La muchacha es inteligente, sin embargo. Al parecer, ha descubierto, sin ayuda alguna, la identidad de la mujer que murió en mi casa. Era una bailarina rusa llamada Nadina. Le pregunté a Anita Beddingfeld si estaba segura de ello. Me replicó que era una simple deducción, ¡como el propio Sherlock Holmes, caramba! No obstante, tengo entendido que en un cable a Nasby lo dio como hecho comprobado. Las mujeres tienen intuiciones así. No me cabe la menor duda de que Anita Beddingfeld tiene razón, que su suposición es cierta. Pero es absurdo decir que se trata de una deducción.

Lo que no concibo es cómo ha podido arreglárselas para entrar a formar parte de la Redacción del Daily Budget. Sin embargo, es mujer de las que saben hacer esas cosas. Es imposible resistirse a ella. Está llena de zalamerías que sirven de pantalla a una determinación invencible. Y si no, ¡fíjense en cómo consiguió introducirse en mi coche!

Empiezo a sospechar por qué. Race dio a entender que la policía sospechaba que Rayburn se dirigía a Rhodesia. Quizá lograra marchar por el tren del lunes. Supongo que telegrafiarían a lo largo de toda la línea sin que fuese hallada persona alguna cuya descripción correspondiera con la del fugitivo; pero eso significa muy poco. Es un joven astuto y conoce África. Probablemente irá exquisitamente disfrazado de mujer cafre, y la ingenua policía sigue buscando a un joven bien parecido con el rostro cruzado por una cicatriz y vestido a la última moda europea. Nunca me tragué del todo aquella cicatriz.

Sea como fuere, Ana Beddingfeld se halla sobre su pista. Aspira a la gloria de descubrirle por su propia cuenta y para el Daily Budget. Las jóvenes de hoy en día tienen una sangre fría espantosa. Le insinué que lo que estaba haciendo era muy poco femenino. Se me rió en las barbas. Me aseguró que si lograba dar con su paradero haría fortuna. A Race tampoco le gusta, según he observado.
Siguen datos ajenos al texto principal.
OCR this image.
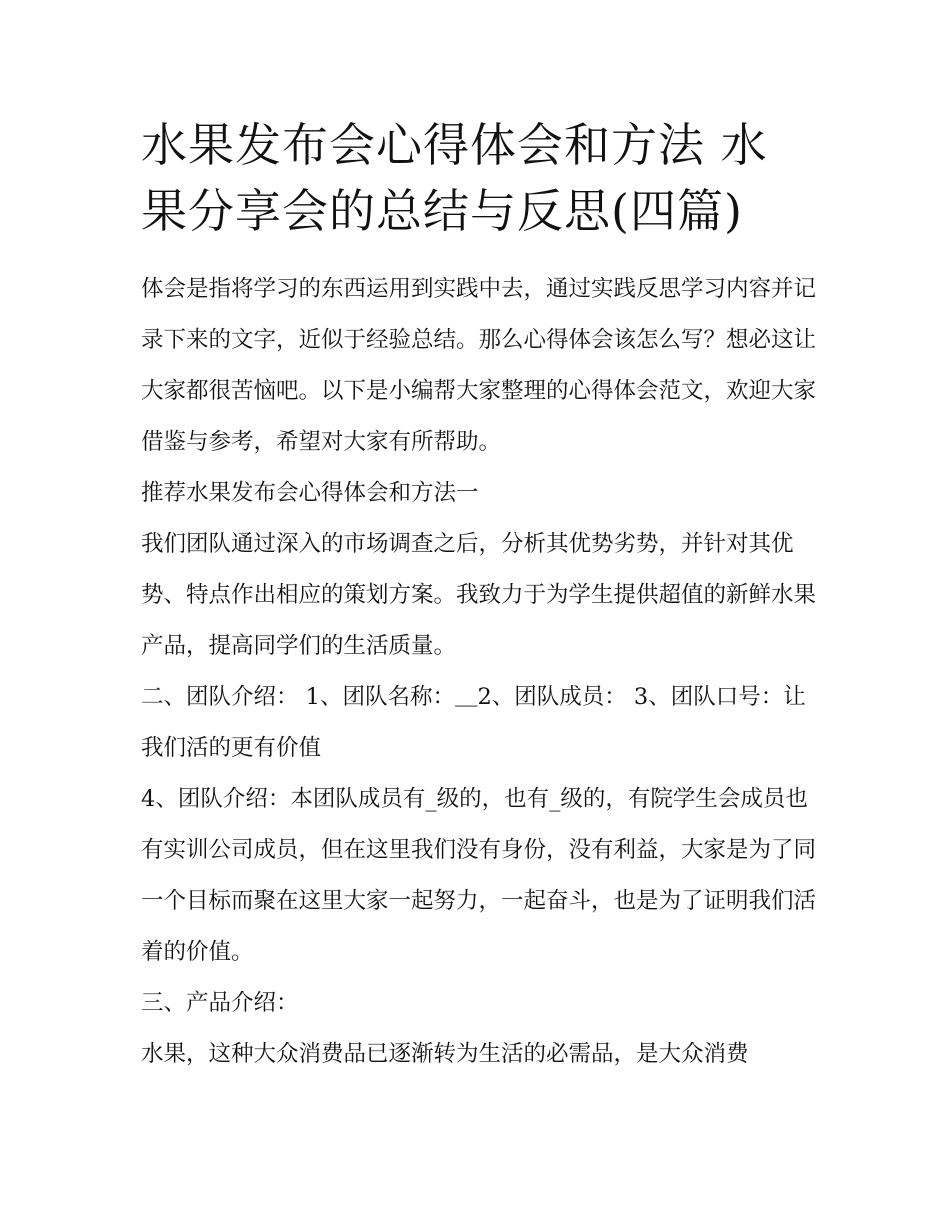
水果发布会心得体会和方法 水果分享会的总结与反思(四篇)

体会是指将学习的东西运用到实践中去，通过实践反思学习内容并记录下来的文字，近似于经验总结。那么心得体会该怎么写？想必这让大家都很苦恼吧。以下是小编帮大家整理的心得体会范文，欢迎大家借鉴与参考，希望对大家有所帮助。

推荐水果发布会心得体会和方法一

我们团队通过深入的市场调查之后，分析其优势劣势，并针对其优势、特点作出相应的策划方案。我致力于为学生提供超值的新鲜水果产品，提高同学们的生活质量。

二、团队介绍： 1、团队名称：＿2、团队成员： 3、团队口号：让我们活的更有价值

4、团队介绍：本团队成员有_级的，也有_级的，有院学生会成员也有实训公司成员，但在这里我们没有身份，没有利益，大家是为了同一个目标而聚在这里大家一起努力，一起奋斗，也是为了证明我们活着的价值。

三、产品介绍：

水果，这种大众消费品已逐渐转为生活的必需品，是大众消费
Quizá vaya Rayburn a bordo de este tren. Si es así, tal vez nos asesine a todos mientras dormimos. Se lo dije a la señora Blair, pero lejos de asustarse, pareció recibir la idea con agrado. Observó que, si me asesinaban a mí, ello resultaría un magnífico triunfo periodístico para Ana. ¡Un triunfo para Ana nada menos!
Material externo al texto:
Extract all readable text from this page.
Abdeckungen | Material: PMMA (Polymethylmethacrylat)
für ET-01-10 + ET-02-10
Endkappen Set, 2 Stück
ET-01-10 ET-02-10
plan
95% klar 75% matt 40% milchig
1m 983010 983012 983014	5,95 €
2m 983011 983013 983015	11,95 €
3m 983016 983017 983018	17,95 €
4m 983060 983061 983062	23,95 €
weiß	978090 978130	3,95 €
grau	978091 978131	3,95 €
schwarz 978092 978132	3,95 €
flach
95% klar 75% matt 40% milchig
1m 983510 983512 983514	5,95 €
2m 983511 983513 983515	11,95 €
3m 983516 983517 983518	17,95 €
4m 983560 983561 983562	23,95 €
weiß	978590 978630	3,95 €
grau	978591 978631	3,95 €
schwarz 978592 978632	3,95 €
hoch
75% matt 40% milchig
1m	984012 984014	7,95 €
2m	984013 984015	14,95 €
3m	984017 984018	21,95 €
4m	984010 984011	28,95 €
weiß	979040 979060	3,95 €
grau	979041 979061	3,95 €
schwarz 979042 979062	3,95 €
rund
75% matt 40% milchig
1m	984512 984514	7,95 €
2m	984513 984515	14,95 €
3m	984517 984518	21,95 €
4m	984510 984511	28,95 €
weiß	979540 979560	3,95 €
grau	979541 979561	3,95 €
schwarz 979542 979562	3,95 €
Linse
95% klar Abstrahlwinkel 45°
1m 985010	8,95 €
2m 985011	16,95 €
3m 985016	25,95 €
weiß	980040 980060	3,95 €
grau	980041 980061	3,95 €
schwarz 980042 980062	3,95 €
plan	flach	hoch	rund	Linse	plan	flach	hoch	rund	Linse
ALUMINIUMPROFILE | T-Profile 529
Mañana atravesaremos Bechuanaland. El polvo será horrible. Además, en cada estación se acercan niños cafres al tren para ofrecer unos animalitos de madera muy curiosos que tallan ellos mismos. Y cuencos y cestos. Mucho me temo que la señora Blair se desmande. Tienen tales juguetes un encanto, que creo que le resultará irresistible.

Viernes noche

Lo que yo me temía. ¡La señora Blair y Anita han comprado cuarenta y nueve animalitos de madera!